Nonetheless, we decided that our location project was a “go.”

As the world’s biggest untapped marketplace, with some 1.2 billion people, China presented opportunities that were simply too big to ignore. We knew we could make money in China. Given its massive scale, you don’t have to capture a lot of China’s market to be successful.

But it won’t be easy. Six years after our project set sail, we can look back on a host of obstacles we endured in setting up our Chinese facility: language and communication problems, bureaucratic red tape and high employee turnover, for example.

Consider this example: We’re the world’s largest provider of fully serviced business centers, which we furnish, staff and equip for lease to corporate clients. Regus has 130 facilities in 34 countries. Typically, we can open a business center in three months. Setting up our China facility took two years.
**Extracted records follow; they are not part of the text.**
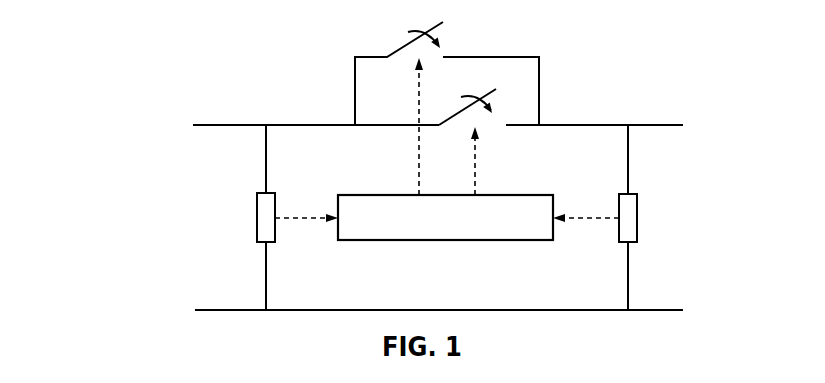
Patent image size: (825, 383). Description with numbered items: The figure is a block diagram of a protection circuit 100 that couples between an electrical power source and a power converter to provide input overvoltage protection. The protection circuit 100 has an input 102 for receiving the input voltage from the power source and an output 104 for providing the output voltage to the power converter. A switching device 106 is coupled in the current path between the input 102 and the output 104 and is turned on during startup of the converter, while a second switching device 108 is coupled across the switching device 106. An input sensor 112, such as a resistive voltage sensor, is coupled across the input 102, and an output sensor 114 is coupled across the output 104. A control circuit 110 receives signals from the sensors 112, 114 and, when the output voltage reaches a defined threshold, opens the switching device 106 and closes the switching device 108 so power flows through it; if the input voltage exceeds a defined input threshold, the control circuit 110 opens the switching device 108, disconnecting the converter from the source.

The protection circuit 100 is at (205, 38).
The input 102 is at (218, 163).
The output 104 is at (683, 166).
The switching device 106 is at (507, 103).
The switching device 108 is at (452, 38).
The control circuit 110 is at (402, 195).
The input sensor 112 is at (256, 233).
The output sensor 114 is at (637, 232).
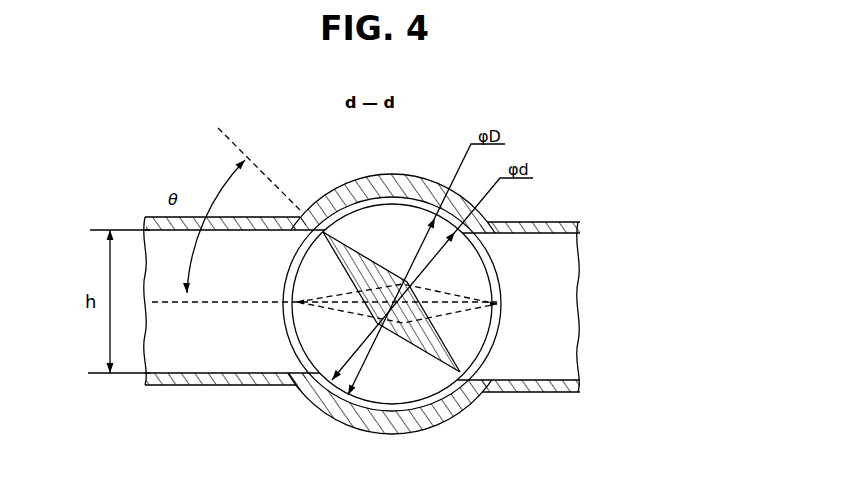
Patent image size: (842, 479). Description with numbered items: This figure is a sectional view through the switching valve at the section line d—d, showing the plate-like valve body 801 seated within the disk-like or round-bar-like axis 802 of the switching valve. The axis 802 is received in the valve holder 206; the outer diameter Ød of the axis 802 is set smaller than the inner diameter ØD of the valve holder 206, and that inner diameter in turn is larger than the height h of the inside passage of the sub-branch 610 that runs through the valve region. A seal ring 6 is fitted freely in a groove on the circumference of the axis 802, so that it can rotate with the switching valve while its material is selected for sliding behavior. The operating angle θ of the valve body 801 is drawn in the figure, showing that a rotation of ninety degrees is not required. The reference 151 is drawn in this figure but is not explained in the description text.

The valve holder 206 is at (328, 196).
The axis 802 is at (487, 251).
The outlet pipe 151 is at (503, 305).
The sub-branch 610 is at (207, 360).
The seal ring 6 is at (289, 362).
The valve body 801 is at (407, 333).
So it’s a fundamental given you’ll have to fight your way through a bevy of barriers to establish a Chinese operation. But it’s worth the effort.

In our particular case, it’s now clear we made the right decision.

The opportunity we envisioned back in 1990 has materialized. Even though our Beijing facility is only about half the size of a typical center, it’s our most profitable operation in the world. The Beijing business center is a “24-7” operation — open 24 hours a day, seven days a week.